Congratulations - what little beauties!


----------



## mary-anderson (Jan 12, 2010)

Yeah more babies!!!! They are soooo adorable. Cadie sure did a wonderful job.
Congratulations!!!!!!


----------



## bellaratamaltese (May 24, 2006)

oh what great pics you got!! Cadie is glowing!

And boy, cadie looks so CLEAN!! Good job! 

Congrats again- I can't wait to see our babies grow up 'together'!


----------



## alexmom (Jan 30, 2008)

Congratulations Cadie! Your babies are beautiful.


----------



## cleex1004 (Aug 2, 2008)

ahhhh! the puppies are here!
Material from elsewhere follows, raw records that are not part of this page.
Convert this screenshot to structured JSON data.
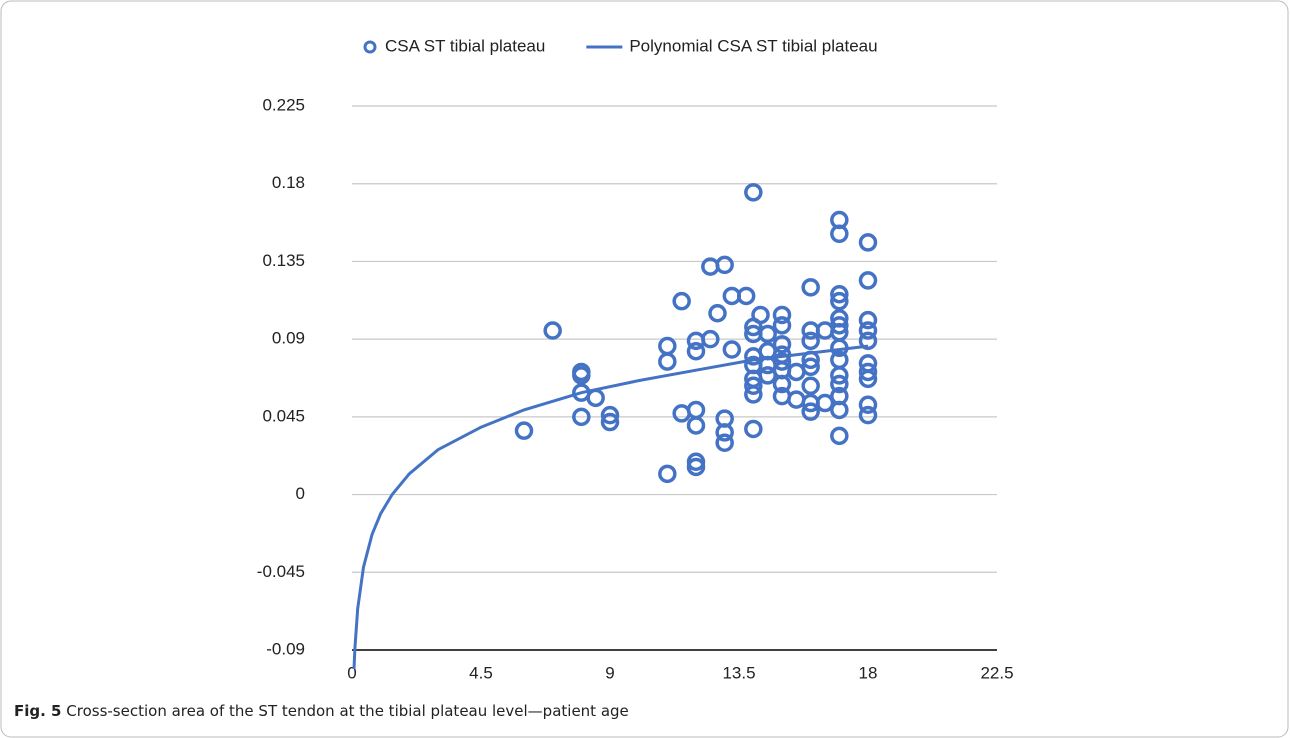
{
  "chart_data": {
    "type": "scatter",
    "xlim": [
      0,
      22.5
    ],
    "xticks": [
      0,
      4.5,
      9,
      13.5,
      18,
      22.5
    ],
    "ylim": [
      -0.09,
      0.225
    ],
    "yticks": [
      -0.09,
      -0.045,
      0,
      0.045,
      0.09,
      0.135,
      0.18,
      0.225
    ],
    "grid": true,
    "legend": "top",
    "series": [
      {
        "name": "CSA  ST tibial plateau",
        "color": "#4472c4",
        "mode": "markers",
        "x": [
          6,
          7,
          8,
          8,
          8,
          8,
          8.5,
          9,
          9,
          11,
          11,
          11,
          11.5,
          11.5,
          12,
          12,
          12,
          12,
          12,
          12,
          12.5,
          12.5,
          12.75,
          13,
          13,
          13,
          13,
          13.25,
          13.25,
          13.75,
          14,
          14,
          14,
          14,
          14,
          14,
          14,
          14,
          14,
          14.25,
          14.5,
          14.5,
          14.5,
          14.5,
          15,
          15,
          15,
          15,
          15,
          15,
          15,
          15,
          15.5,
          15.5,
          16,
          16,
          16,
          16,
          16,
          16,
          16,
          16,
          16.5,
          16.5,
          17,
          17,
          17,
          17,
          17,
          17,
          17,
          17,
          17,
          17,
          17,
          17,
          17,
          17,
          18,
          18,
          18,
          18,
          18,
          18,
          18,
          18,
          18,
          18
        ],
        "values": [
          0.037,
          0.095,
          0.071,
          0.069,
          0.059,
          0.045,
          0.056,
          0.046,
          0.042,
          0.086,
          0.077,
          0.012,
          0.112,
          0.047,
          0.089,
          0.083,
          0.049,
          0.04,
          0.019,
          0.016,
          0.132,
          0.09,
          0.105,
          0.133,
          0.044,
          0.036,
          0.03,
          0.115,
          0.084,
          0.115,
          0.175,
          0.097,
          0.08,
          0.067,
          0.058,
          0.038,
          0.093,
          0.075,
          0.063,
          0.104,
          0.093,
          0.083,
          0.075,
          0.069,
          0.104,
          0.098,
          0.087,
          0.081,
          0.077,
          0.072,
          0.064,
          0.057,
          0.071,
          0.055,
          0.12,
          0.095,
          0.089,
          0.078,
          0.074,
          0.063,
          0.053,
          0.048,
          0.095,
          0.053,
          0.159,
          0.151,
          0.116,
          0.112,
          0.102,
          0.098,
          0.094,
          0.085,
          0.078,
          0.069,
          0.064,
          0.057,
          0.049,
          0.034,
          0.146,
          0.124,
          0.101,
          0.095,
          0.089,
          0.076,
          0.071,
          0.067,
          0.052,
          0.046
        ]
      },
      {
        "name": "Polynomial CSA ST tibial plateau",
        "color": "#4472c4",
        "mode": "lines",
        "x": [
          0.07,
          0.1,
          0.2,
          0.4,
          0.7,
          1,
          1.4,
          2,
          3,
          4.5,
          6,
          8,
          10,
          12,
          14,
          16,
          18
        ],
        "values": [
          -0.101,
          -0.089,
          -0.066,
          -0.042,
          -0.023,
          -0.011,
          0,
          0.012,
          0.026,
          0.039,
          0.049,
          0.059,
          0.066,
          0.072,
          0.078,
          0.082,
          0.086
        ]
      }
    ]
  },
  "caption": {
    "label": "Fig. 5",
    "text": "Cross-section area of the ST tendon at the tibial plateau level—patient age"
  }
}
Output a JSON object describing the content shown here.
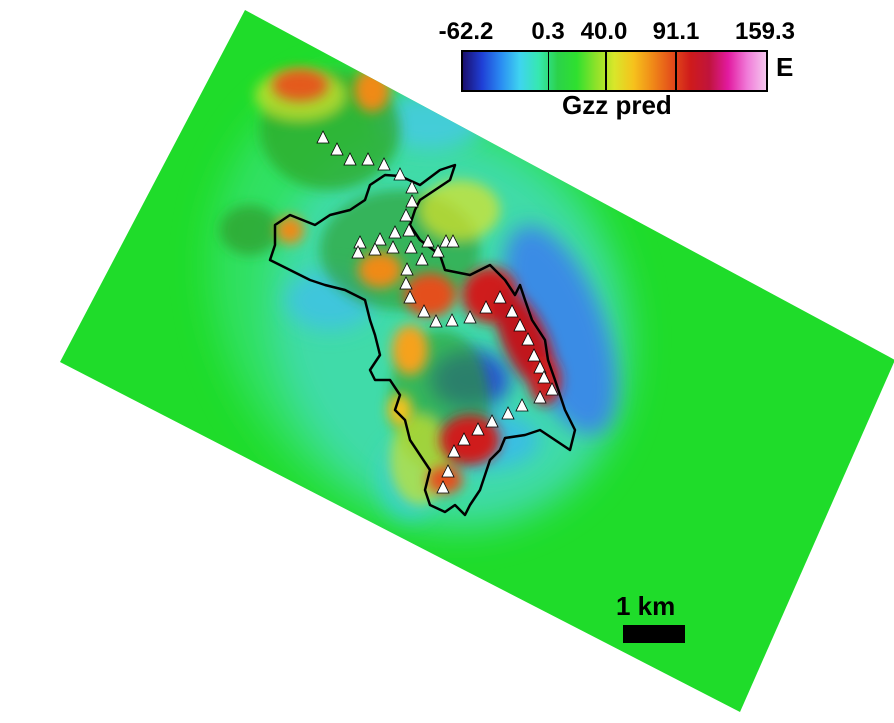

CONGRATULATIONS!


----------



## suzimalteselover (Mar 27, 2006)

Awwww.....I'm happy to see everyone is doing so well. Little beauties! I love the hair band representation.


----------



## Lacie's Mom (Oct 11, 2006)

Carina -- I'm just soooooooooooooooooooooo excited for you. And I'm so glad that everything went well and that Cadie and babies are doing fine. It's a beautiful litter.


----------



## mfa (Oct 5, 2009)

Cadie is a beautiful mom to 3 precious little babies! :wub::wub::wub:


----------



## Alexa (Aug 6, 2009)

Many congrats to your beautiful, sweet Cadie!

She did a great job! :aktion033:

Really like the video of her and the babies! Very adorable to see! 

Alexandra :wub:


----------



## mom2bijou (Oct 19, 2006)

Had to come and peak at these pics again. Carina....I'm so happy for all of you!!!!!! Such bundles of joy. Congrats again!!!!


----------



## Rocky's Mom (Apr 10, 2010)

Carina, they are so precious...congratulations again...I love seeing them!:wub:


----------



## Snowbody (Jan 3, 2009)

So have you managed to get any work done, Carina? :HistericalSmiley:


----------



## k9Cracker (Feb 22, 2006)

Oh. My. God. Puppies! <3 Congrats on the new babies! Can't wait to see more pictures as they grow up!


----------



## casa verde maltese (Apr 7, 2007)

OH, those are adorable pictures and Cadie looks really good !! They look so sweet!!
super envious.


----------